- Film poster
- Directed by: Satoshi Miki
- Written by: Satoshi Miki
- Produced by: Hiroko Furukubo Yuta Nakai [ja] Yasushi Sutô Umihiko Yamao
- Starring: Ryosuke Yamada; Tao Tsuchiya; Gaku Hamada;
- Cinematography: Haruyuki Takada
- Edited by: Takashi Tominaga
- Music by: Kōji Ueno
- Production company: Toei Company
- Distributed by: Toei Company Shochiku
- Release date: 4 February 2022 (Japan);
- Running time: 115 minutes
- Country: Japan
- Language: Japanese

= What to Do with the Dead Kaiju? =

What to Do with the Dead Kaiju? (大怪獣のあとしまつ) is a 2022 Japanese comedy-drama kaiju film written and directed by Satoshi Miki, starring Ryosuke Yamada, Tao Tsuchiya and Gaku Hamada. It is the first co-production between film studios Toei Company and Shochiku.

== Story ==
The great kaiju that struck fear to Japan has died. The public cheers and is relieved. The carcass is nicknamed "Hope" for the various potentials it could have. However, the carcass rots as it lays there, and fears of an explosion arise. Thus, in order to dispose of the body, the young men and women of the Tokumutai take on the dangerous disposal, as the fate of Japan hinges on their success.

==Production==

In 2006, Satoshi Miki expressed interest in producing a film about an operation to dispose of a kaiju corpse; in particular, he wanted to feature Daiei Film's Gamera. At that time, the project was not greenlit. Years later, Miki proposed a project about Kamen Rider series antagonist Shocker to Toei, referencing Joker and other similar productions as influences on his vision. As it was not approved, he instead submitted an alternative pitch based on the aforementioned ideas from 2006, which became the basis for What to Do with the Dead Kaiju?.

==Release==
What to Do with the Dead Kaiju? was released in Japan on 4 February 2022 and on Blu-ray and DVD on 13 July.

==Reception==
The film has received negative reviews from both critics and audiences. On the review aggregation website Rotten Tomatoes, the film holds an approval rating of 29% based on 7 reviews, with an average rating of 4.7/10. Japanese audiences took to social media and dubbed the film "The Devilman of the Reiwa Era", referring to another tokusatsu movie that was received poorly.

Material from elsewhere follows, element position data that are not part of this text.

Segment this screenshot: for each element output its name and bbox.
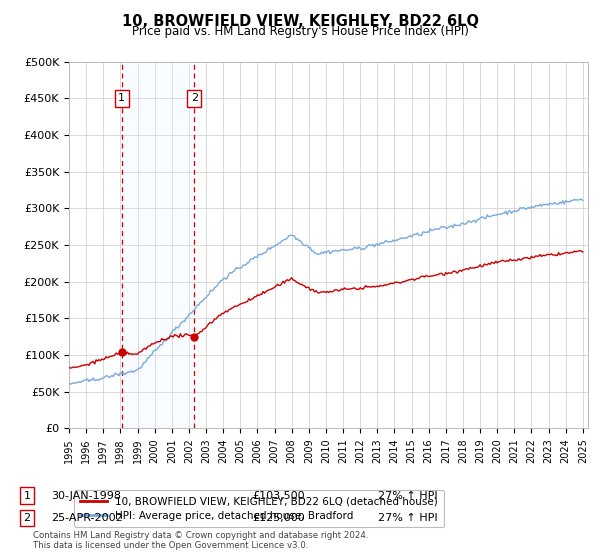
Text: 27% ↑ HPI: 27% ↑ HPI	[378, 491, 437, 501]
Text: 2: 2	[23, 513, 31, 523]
Text: Contains HM Land Registry data © Crown copyright and database right 2024.
This d: Contains HM Land Registry data © Crown c…	[33, 530, 368, 550]
Text: 27% ↑ HPI: 27% ↑ HPI	[378, 513, 437, 523]
Text: 10, BROWFIELD VIEW, KEIGHLEY, BD22 6LQ: 10, BROWFIELD VIEW, KEIGHLEY, BD22 6LQ	[121, 14, 479, 29]
Bar	[122, 62, 194, 428]
Text: 2: 2	[191, 94, 198, 103]
Text: 1: 1	[118, 94, 125, 103]
Text: £103,500: £103,500	[252, 491, 305, 501]
Text: 1: 1	[23, 491, 31, 501]
Text: £125,000: £125,000	[252, 513, 305, 523]
Legend: 10, BROWFIELD VIEW, KEIGHLEY, BD22 6LQ (detached house), HPI: Average price, det: 10, BROWFIELD VIEW, KEIGHLEY, BD22 6LQ (…	[74, 491, 444, 527]
Text: 25-APR-2002: 25-APR-2002	[51, 513, 123, 523]
Text: Price paid vs. HM Land Registry's House Price Index (HPI): Price paid vs. HM Land Registry's House …	[131, 25, 469, 38]
Text: 30-JAN-1998: 30-JAN-1998	[51, 491, 121, 501]
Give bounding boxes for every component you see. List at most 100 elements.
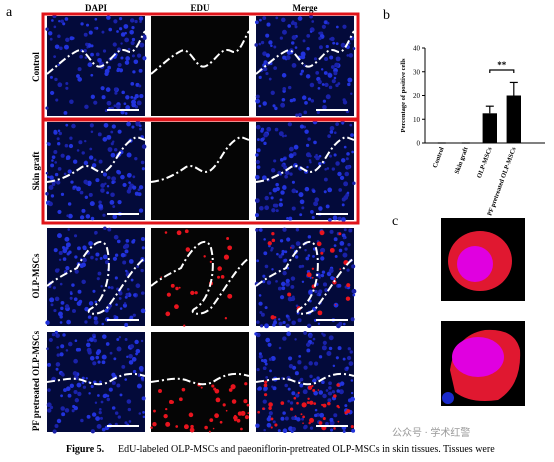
nucleus: [129, 29, 134, 35]
nucleus: [287, 122, 292, 127]
y-tick-label: 30: [413, 68, 421, 76]
nucleus: [300, 54, 306, 60]
nucleus: [90, 130, 94, 134]
nucleus: [350, 133, 354, 138]
nucleus: [341, 233, 346, 238]
nucleus: [321, 270, 326, 274]
nucleus: [270, 356, 276, 362]
edu-signal: [164, 231, 168, 234]
nucleus: [98, 408, 102, 411]
nucleus: [62, 248, 68, 254]
nucleus: [291, 416, 295, 421]
nucleus: [303, 110, 308, 115]
nucleus: [124, 249, 129, 254]
nucleus: [291, 188, 297, 194]
nucleus: [273, 45, 277, 49]
nucleus: [123, 24, 129, 29]
nucleus: [283, 165, 288, 170]
nucleus: [309, 154, 312, 158]
row-label: PF pretreated OLP-MSCs: [31, 330, 41, 431]
nucleus: [323, 177, 328, 182]
nucleus: [69, 36, 74, 41]
edu-signal: [227, 293, 233, 299]
nucleus: [288, 216, 293, 221]
nucleus: [77, 77, 83, 82]
nucleus: [52, 286, 56, 290]
nucleus: [131, 239, 135, 244]
edu-signal: [334, 303, 337, 306]
nucleus: [92, 361, 97, 366]
nucleus: [107, 303, 113, 308]
nucleus: [94, 17, 98, 21]
nucleus: [93, 338, 97, 343]
nucleus: [102, 213, 106, 217]
nucleus: [275, 186, 280, 192]
edu-signal: [317, 389, 320, 391]
nucleus: [65, 349, 69, 352]
nucleus: [50, 163, 55, 168]
nucleus: [289, 172, 293, 176]
nucleus: [114, 411, 119, 415]
nucleus: [335, 356, 339, 360]
nucleus: [108, 106, 111, 110]
edu-signal: [231, 399, 237, 404]
edu-signal: [297, 391, 300, 394]
y-tick-label: 10: [413, 116, 421, 124]
micrograph: [45, 226, 146, 327]
nucleus: [48, 337, 53, 343]
nucleus: [293, 21, 298, 26]
nucleus: [114, 315, 119, 320]
nucleus: [299, 72, 303, 76]
nucleus: [329, 417, 334, 422]
nucleus: [335, 25, 339, 29]
nucleus: [341, 203, 345, 207]
nucleus: [73, 234, 78, 238]
nucleus: [325, 389, 329, 392]
nucleus: [53, 25, 57, 29]
nucleus: [102, 334, 107, 339]
nucleus: [345, 157, 349, 161]
nucleus: [280, 416, 285, 421]
nucleus: [45, 192, 49, 196]
nucleus: [344, 404, 348, 408]
nucleus: [254, 198, 260, 203]
nucleus: [126, 189, 132, 194]
edu-signal: [236, 418, 241, 423]
nucleus: [125, 105, 131, 110]
nucleus: [83, 32, 88, 37]
nucleus: [76, 186, 81, 192]
nucleus: [106, 175, 111, 180]
nucleus: [58, 311, 63, 317]
nucleus: [101, 30, 105, 34]
nucleus: [262, 66, 268, 72]
edu-signal: [306, 401, 310, 405]
nucleus: [65, 81, 69, 86]
nucleus: [119, 307, 123, 310]
nucleus: [123, 243, 129, 249]
nucleus: [100, 285, 103, 288]
nucleus: [321, 380, 325, 385]
nucleus: [340, 42, 346, 48]
nucleus: [344, 171, 350, 177]
nucleus: [120, 56, 124, 60]
nucleus: [102, 137, 108, 142]
nucleus: [138, 185, 144, 190]
nucleus: [142, 415, 146, 419]
nucleus: [84, 139, 87, 143]
nucleus: [285, 323, 290, 328]
edu-signal: [153, 409, 156, 413]
edu-signal: [345, 296, 351, 301]
nucleus: [342, 24, 347, 29]
nucleus: [333, 413, 338, 418]
edu-signal: [240, 427, 243, 431]
nucleus: [116, 169, 121, 174]
nucleus: [51, 159, 54, 162]
nucleus: [81, 262, 86, 268]
edu-signal: [262, 407, 265, 411]
nucleus: [258, 352, 262, 356]
nucleus: [64, 236, 70, 242]
nucleus: [303, 64, 306, 67]
nucleus: [346, 165, 351, 170]
nucleus: [272, 420, 276, 424]
nucleus: [134, 191, 139, 196]
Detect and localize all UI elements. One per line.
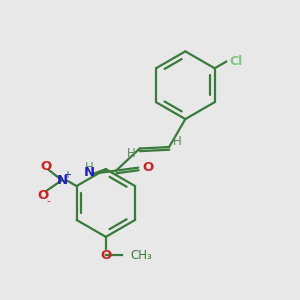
Text: O: O	[37, 189, 48, 202]
Text: O: O	[100, 249, 112, 262]
Text: N: N	[56, 174, 68, 187]
Text: H: H	[173, 135, 182, 148]
Text: Cl: Cl	[229, 55, 242, 68]
Text: N: N	[84, 167, 95, 179]
Text: CH₃: CH₃	[130, 249, 152, 262]
Text: O: O	[142, 161, 153, 174]
Text: H: H	[84, 160, 93, 174]
Text: O: O	[40, 160, 51, 173]
Text: H: H	[127, 147, 136, 160]
Text: +: +	[63, 170, 70, 181]
Text: -: -	[46, 196, 51, 206]
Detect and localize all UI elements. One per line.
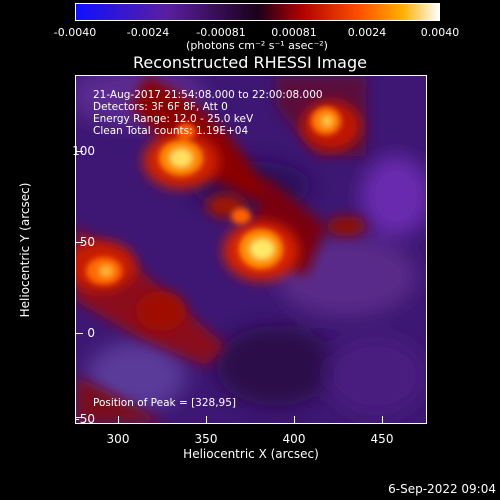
colorbar-tick: -0.0040 xyxy=(53,26,97,39)
rhessi-image-plot xyxy=(75,75,427,424)
colorbar-tick: 0.00081 xyxy=(271,26,317,39)
x-tick-label: 450 xyxy=(370,432,394,446)
plot-title: Reconstructed RHESSI Image xyxy=(133,53,367,72)
colorbar-unit-label: (photons cm⁻² s⁻¹ asec⁻²) xyxy=(186,39,328,52)
colorbar-tick: 0.0040 xyxy=(420,26,460,39)
x-axis-label: Heliocentric X (arcsec) xyxy=(183,447,319,461)
x-tick-label: 400 xyxy=(282,432,306,446)
info-energy-range: Energy Range: 12.0 - 25.0 keV xyxy=(93,113,254,125)
peak-position-label: Position of Peak = [328,95] xyxy=(93,397,237,409)
colorbar-tick: 0.0024 xyxy=(347,26,387,39)
y-tick-mark xyxy=(75,151,83,152)
colorbar-gradient xyxy=(76,4,439,20)
y-tick-label: 0 xyxy=(87,326,95,340)
info-time-range: 21-Aug-2017 21:54:08.000 to 22:00:08.000 xyxy=(93,89,323,101)
y-tick-label: -50 xyxy=(75,412,95,426)
colorbar-tick: -0.00081 xyxy=(196,26,246,39)
timestamp-footer: 6-Sep-2022 09:04 xyxy=(388,482,496,496)
info-detectors: Detectors: 3F 6F 8F, Att 0 xyxy=(93,101,228,113)
y-tick-label: 50 xyxy=(79,235,95,249)
heatmap-image xyxy=(76,76,426,423)
x-tick-mark xyxy=(382,416,383,424)
y-tick-mark xyxy=(75,333,83,334)
x-tick-mark xyxy=(206,416,207,424)
y-tick-label: 100 xyxy=(72,144,95,158)
y-tick-mark xyxy=(75,242,83,243)
x-tick-label: 350 xyxy=(194,432,218,446)
y-tick-mark xyxy=(75,417,83,418)
colorbar xyxy=(75,3,440,21)
x-tick-label: 300 xyxy=(106,432,130,446)
y-axis-label: Heliocentric Y (arcsec) xyxy=(18,182,32,318)
info-clean-counts: Clean Total counts: 1.19E+04 xyxy=(93,125,249,137)
x-tick-mark xyxy=(118,416,119,424)
x-tick-mark xyxy=(294,416,295,424)
colorbar-tick: -0.0024 xyxy=(126,26,170,39)
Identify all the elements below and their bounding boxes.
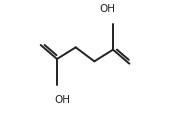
Text: OH: OH: [100, 4, 116, 14]
Text: OH: OH: [54, 95, 70, 105]
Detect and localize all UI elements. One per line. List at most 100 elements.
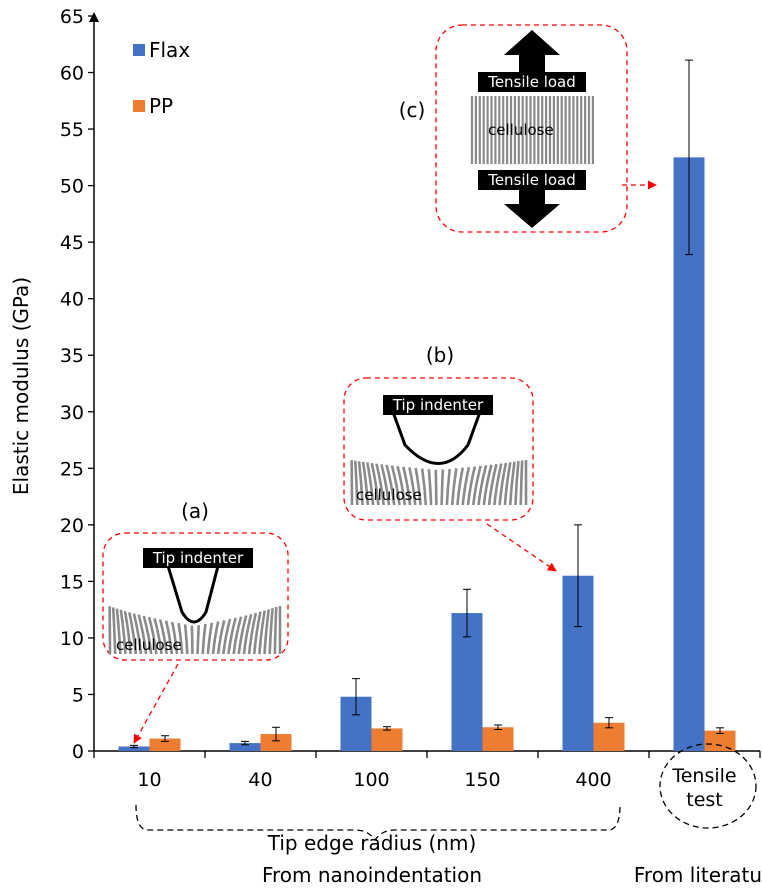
annotation-a-label: (a) (181, 499, 209, 523)
y-tick-label: 50 (60, 176, 84, 198)
fiber-line (390, 465, 401, 506)
annotation-c-material-label: cellulose (488, 121, 554, 139)
fiber-line (196, 625, 201, 655)
tensile-test-ellipse (659, 743, 757, 829)
annotation-b-indenter-tip (391, 411, 482, 465)
fiber-line (519, 460, 524, 506)
fiber-line (211, 621, 220, 655)
fiber-line (123, 610, 132, 655)
x-tick-label: 400 (575, 769, 611, 791)
legend-swatch-pp (133, 100, 145, 112)
bars (118, 157, 736, 751)
annotation-a: (a) Tip indenter cellulose (102, 499, 289, 744)
fiber-line (440, 469, 445, 506)
annotation-a-material-label: cellulose (116, 636, 182, 654)
legend-swatch-flax (133, 44, 145, 56)
annotation-a-indenter-box (143, 548, 253, 568)
annotation-c: (c) Tensile load cellulose Tensile load (399, 24, 657, 233)
y-tick-label: 35 (60, 345, 84, 367)
fiber-line (201, 623, 207, 655)
x-axis-title: Tip edge radius (nm) (267, 831, 477, 855)
bar-pp-1 (260, 734, 292, 751)
fiber-line (456, 467, 465, 506)
fiber-line (183, 624, 189, 655)
y-tick-label: 0 (72, 741, 84, 763)
fiber-line (466, 466, 477, 506)
fiber-line (353, 460, 359, 506)
fiber-line (137, 614, 148, 655)
annotation-b-indenter-box (383, 395, 493, 415)
fiber-line (247, 612, 258, 655)
fiber-line (498, 462, 508, 506)
annotation-b-cellulose-fibers (350, 460, 528, 506)
bar-flax-0 (118, 746, 150, 751)
annotation-b-material-label: cellulose (356, 486, 422, 504)
fiber-line (482, 464, 493, 506)
fiber-line (164, 620, 174, 655)
fiber-line (190, 625, 194, 655)
annotation-b-pointer (486, 523, 557, 572)
annotation-c-cellulose-fibers (470, 96, 595, 164)
fiber-line (375, 463, 385, 506)
y-tick-label: 30 (60, 402, 84, 424)
fiber-line (268, 608, 274, 655)
error-bars (130, 59, 724, 749)
fiber-line (396, 465, 407, 506)
fiber-line (402, 466, 412, 506)
fiber-line (273, 606, 278, 655)
y-tick-label: 25 (60, 458, 84, 480)
legend: Flax PP (133, 38, 190, 118)
y-tick-label: 40 (60, 289, 84, 311)
x-ticks: 10 40 100 150 400 Tensile test (93, 751, 761, 811)
annotation-b-label: (b) (426, 343, 454, 367)
fiber-line (119, 609, 127, 655)
fiber-line (232, 616, 243, 655)
fiber-line (503, 462, 512, 506)
fiber-line (115, 608, 122, 655)
y-tick-label: 20 (60, 515, 84, 537)
fiber-line (216, 619, 226, 655)
x-tick-label: 150 (464, 769, 500, 791)
fiber-line (385, 464, 396, 506)
fiber-line (370, 462, 380, 506)
y-tick-label: 65 (60, 6, 84, 28)
fiber-line (366, 462, 375, 506)
annotation-a-pointer (133, 663, 179, 744)
annotation-c-label: (c) (399, 98, 426, 122)
fiber-line (427, 469, 433, 506)
y-ticks: 0 5 10 15 20 25 30 35 40 45 50 55 60 65 (60, 6, 94, 763)
annotation-a-indenter-tip (166, 565, 220, 624)
annotation-c-load-bottom-box (478, 170, 586, 190)
fiber-line (508, 461, 516, 506)
fiber-line (461, 466, 471, 506)
fiber-line (263, 609, 271, 655)
annotation-c-frame (435, 24, 628, 233)
bar-pp-5 (704, 730, 736, 751)
annotation-c-load-top-label: Tensile load (487, 73, 576, 91)
fiber-line (420, 468, 428, 506)
y-tick-label: 10 (60, 628, 84, 650)
y-tick-label: 15 (60, 571, 84, 593)
fiber-line (111, 607, 117, 655)
bar-pp-2 (371, 728, 403, 751)
legend-label-flax: Flax (149, 38, 190, 62)
fiber-line (487, 463, 498, 506)
fiber-line (380, 464, 391, 506)
annotation-a-frame (102, 532, 289, 661)
nanoindentation-bracket (135, 804, 621, 842)
annotation-a-indenter-label: Tip indenter (152, 549, 244, 567)
x-tick-label: 10 (137, 769, 161, 791)
annotation-a-cellulose-fibers (108, 606, 282, 655)
y-axis-title: Elastic modulus (GPa) (9, 277, 33, 495)
fiber-line (471, 465, 482, 506)
fiber-line (177, 622, 184, 655)
x-tick-label: 100 (353, 769, 389, 791)
bar-pp-3 (482, 727, 514, 751)
fiber-line (357, 461, 364, 506)
fiber-line (258, 610, 266, 655)
x-group-label-nanoindentation: From nanoindentation (262, 863, 482, 887)
annotation-b-indenter-label: Tip indenter (392, 396, 484, 414)
fiber-line (170, 621, 179, 655)
y-axis-arrow (89, 12, 99, 22)
y-tick-label: 60 (60, 63, 84, 85)
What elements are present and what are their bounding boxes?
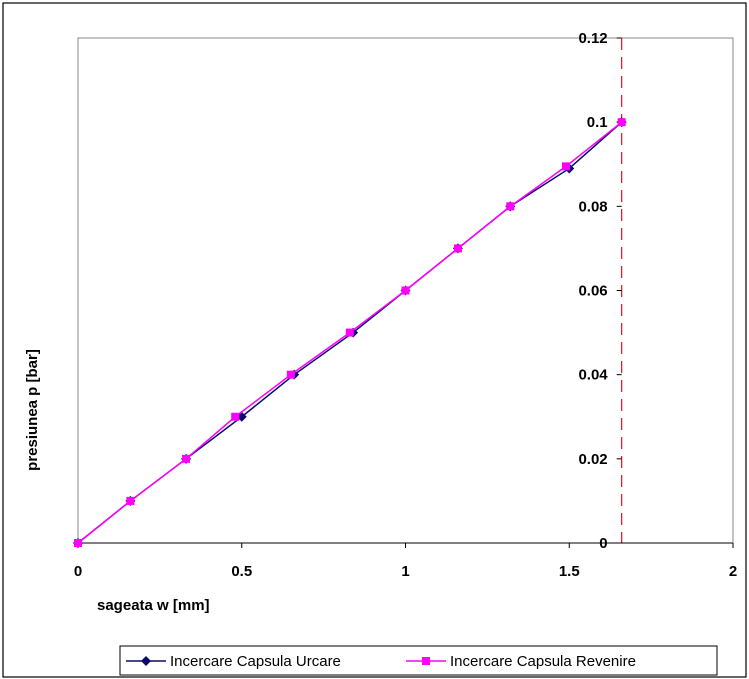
legend-label: Incercare Capsula Urcare <box>170 653 341 670</box>
y-tick-label: 0.06 <box>578 283 607 300</box>
data-point <box>182 454 191 463</box>
series-layer <box>73 117 627 548</box>
x-tick-label: 1.5 <box>559 563 580 580</box>
y-tick-label: 0 <box>599 535 607 552</box>
data-point <box>561 162 570 171</box>
x-tick-label: 1 <box>401 563 409 580</box>
data-point <box>401 286 410 295</box>
data-point <box>286 370 295 379</box>
y-tick-label: 0.1 <box>587 114 608 131</box>
data-point <box>506 202 515 211</box>
tick-labels: 0 0.5 1 1.5 2 0 0.02 0.04 0.06 0.08 0.1 0.12 <box>74 30 737 580</box>
x-tick-label: 0.5 <box>231 563 252 580</box>
x-tick-label: 2 <box>729 563 737 580</box>
data-point <box>617 118 626 127</box>
y-tick-label: 0.12 <box>578 30 607 47</box>
x-tick-label: 0 <box>74 563 82 580</box>
y-tick-label: 0.08 <box>578 198 607 215</box>
data-point <box>453 244 462 253</box>
legend: Incercare Capsula Urcare Incercare Capsul… <box>119 645 718 676</box>
legend-marker <box>422 657 430 665</box>
data-point <box>345 328 354 337</box>
data-point <box>231 412 240 421</box>
legend-marker <box>141 656 151 666</box>
x-axis-title: sageata w [mm] <box>97 597 210 614</box>
y-axis-title: presiunea p [bar] <box>24 349 41 471</box>
y-tick-label: 0.04 <box>578 367 608 384</box>
legend-items: Incercare Capsula Urcare Incercare Capsul… <box>126 653 636 670</box>
legend-label: Incercare Capsula Revenire <box>450 653 636 670</box>
data-point <box>126 496 135 505</box>
data-point <box>74 539 82 547</box>
y-tick-label: 0.02 <box>578 451 607 468</box>
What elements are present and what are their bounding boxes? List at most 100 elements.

Kyle Anderson of Nerdist gave the film a rating of 3.5/5 and wrote that it "deftly straddles the line between satire/parody and legitimate disaster film."

Whang Yee Ling of The Straits Times rated the film 2 stars out of 5 and wrote that despite its "promising" premise, the film is "at once hectic and plodding" and "fares no better even as a parody of Japan's political inertia and bureaucracy."

James Hadfield of The Japan Times rated the film 2 stars out of 5 and wrote that while Fuse "gets the balance just right" and Hamada "has obvious fun playing a villain for a change", the film "seems oblivious to whether any of the ideas it flings against the wall are sticking."

Christopher Stewardson of Our Culture Mag rated the film 2 stars out of 5 and wrote that despite the "solid" first 10 minutes, it "loses itself to clumsy comedy and contrived endings."

Yuichi Maeda criticized the film on a J-CAST interview. He stated that audiences would expect a more dramatic political and military thriller similar to Shin Godzilla, only to be met with unfunny gags and a screenplay with little to no realism. Hinataka on Netlabo shared similar sentiments, comparing the movie unfavorably to Don't Look Up.